14 thoughts on “Fair Winds, Blue Wing

    1. Thanks! Now I understand why newspapers already have obits written for famous people before they die – it is a lot of work rounding up years of your life into a blog post. I should probably start my goodbye post to Ballena Blanca now. I think our boat and vehicle names have gotten more interesting as we have gone along – I can’t wait to see what we come up with too!

  1. Your adventure was “our” adventure too! Many thanks for all the wonderful posts the last few years. I hope you adventures continue and keep us informed as always.


    John McDonough

    1. We hope to continue having interesting adventures and sharing them here. Thanks for following along all these years, John!

  2. crying in Pars reading your wonderful chapter of your lives. I love knowing you and being a part of your lives. a bientot, Barb

    1. Now I’m crying too! One of the wonderful thing about Cabbagetown is so many people who love adventure. I am so glad you are having your adventure in Paris! I looking forward to hearing all about it when we are both back in C-town.

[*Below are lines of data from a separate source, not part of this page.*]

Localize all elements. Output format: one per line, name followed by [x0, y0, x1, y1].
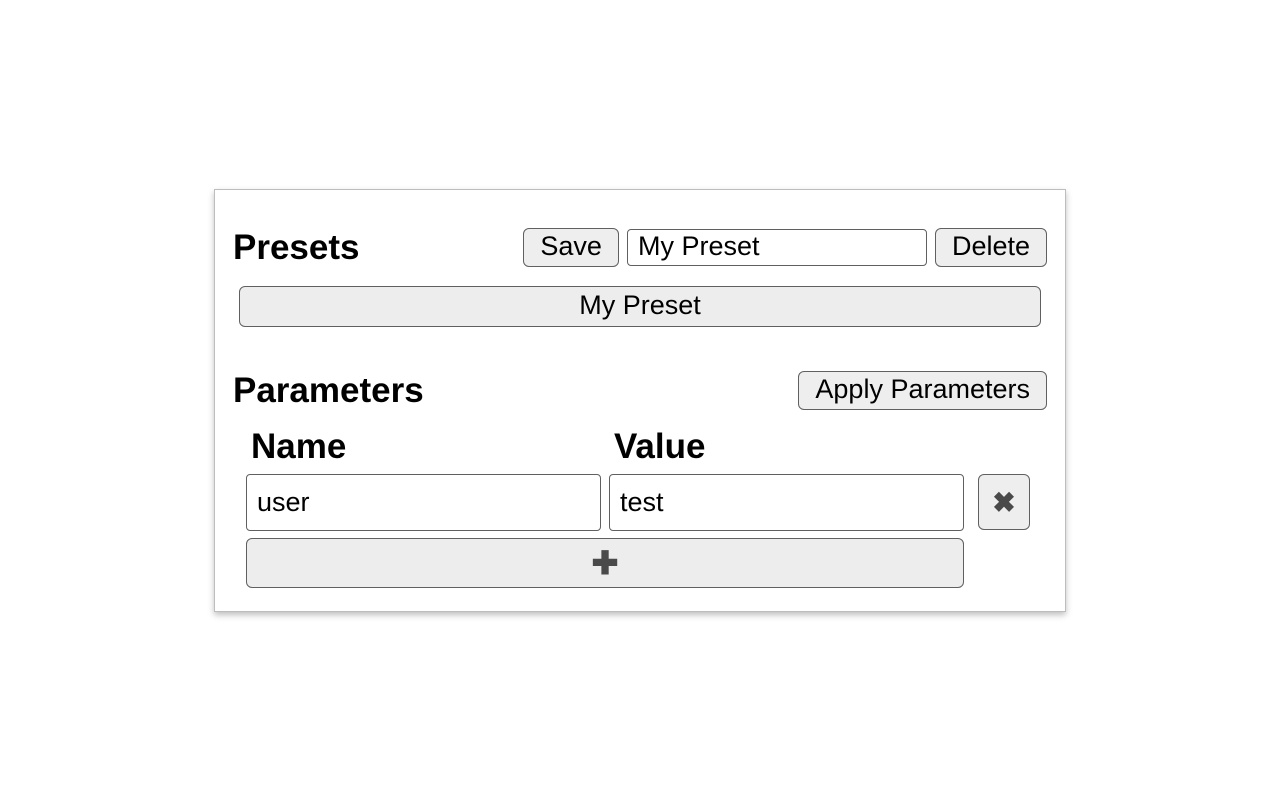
table-row: ✖: [245, 473, 1031, 532]
column-header-value: Value: [608, 427, 965, 469]
param-value-input[interactable]: [609, 474, 964, 531]
preset-list: My Preset: [233, 286, 1047, 327]
parameters-header: Parameters Apply Parameters: [233, 371, 1047, 411]
presets-title: Presets: [233, 228, 359, 268]
parameters-table: Name Value ✖: [239, 423, 1037, 593]
save-button[interactable]: Save: [523, 228, 619, 266]
parameters-title: Parameters: [233, 371, 424, 411]
presets-header: Presets Save Delete: [233, 228, 1047, 268]
delete-button[interactable]: Delete: [935, 228, 1047, 266]
parameters-controls: Apply Parameters: [798, 371, 1047, 409]
close-icon: ✖: [992, 486, 1015, 519]
add-row-button[interactable]: ✚: [246, 538, 964, 588]
param-name-input[interactable]: [246, 474, 601, 531]
apply-parameters-button[interactable]: Apply Parameters: [798, 371, 1047, 409]
preset-name-input[interactable]: [627, 229, 927, 266]
preset-item[interactable]: My Preset: [239, 286, 1041, 327]
column-header-name: Name: [245, 427, 602, 469]
plus-icon: ✚: [592, 544, 619, 582]
delete-row-button[interactable]: ✖: [978, 474, 1030, 530]
presets-controls: Save Delete: [523, 228, 1047, 266]
settings-panel: Presets Save Delete My Preset Parameters…: [214, 189, 1066, 612]
add-row: ✚: [245, 536, 1031, 589]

  3. I have enjoyed all your sailing stories and your visits! I feel like I have lived your sailing life from a distance, and feel a loss that this trip is ending. You are both courageous and so ingenious! You have lived your dream and I feel honored that your let me be a part of it. Please continue to write and keep me abreast of your adventures! Love you both!

    1. Thanks Brenda. It has been so great getting to know you. We will continue to write and hopefully have adventures. Will miss you, but hopefully our paths will cross down the road again some time.

  4. I have been able to live vicariously through you, Greg, and BW. Thanks so much for the detailed chronicles of your adventures.

    1. Thanks for following along. We will try to continue to do fun and interesting stuff. Hopefully soon we can make a trip to Anderson, SC!

  5. Your journeys have wowed many of us, your followers. Enjoy your sabbatical as it can be rather an adventure in inself. Thanks for your generous sharing!

  6. WOW!! Thanks for the fun and adventure. My husband and I toy with the idea of living on a boat for three months or so. I think I might be chicken because neither of us have ever owned a boat!! We currently love RVing. But you never know.
    I really enjoyed reading about your travels and sea adventures!

    1. Thanks! Sailboats are totally amazing but so much work. It is so much easier to travel on land. But I do miss hanging on the hook, rocking ever so gently in the middle of nowhere.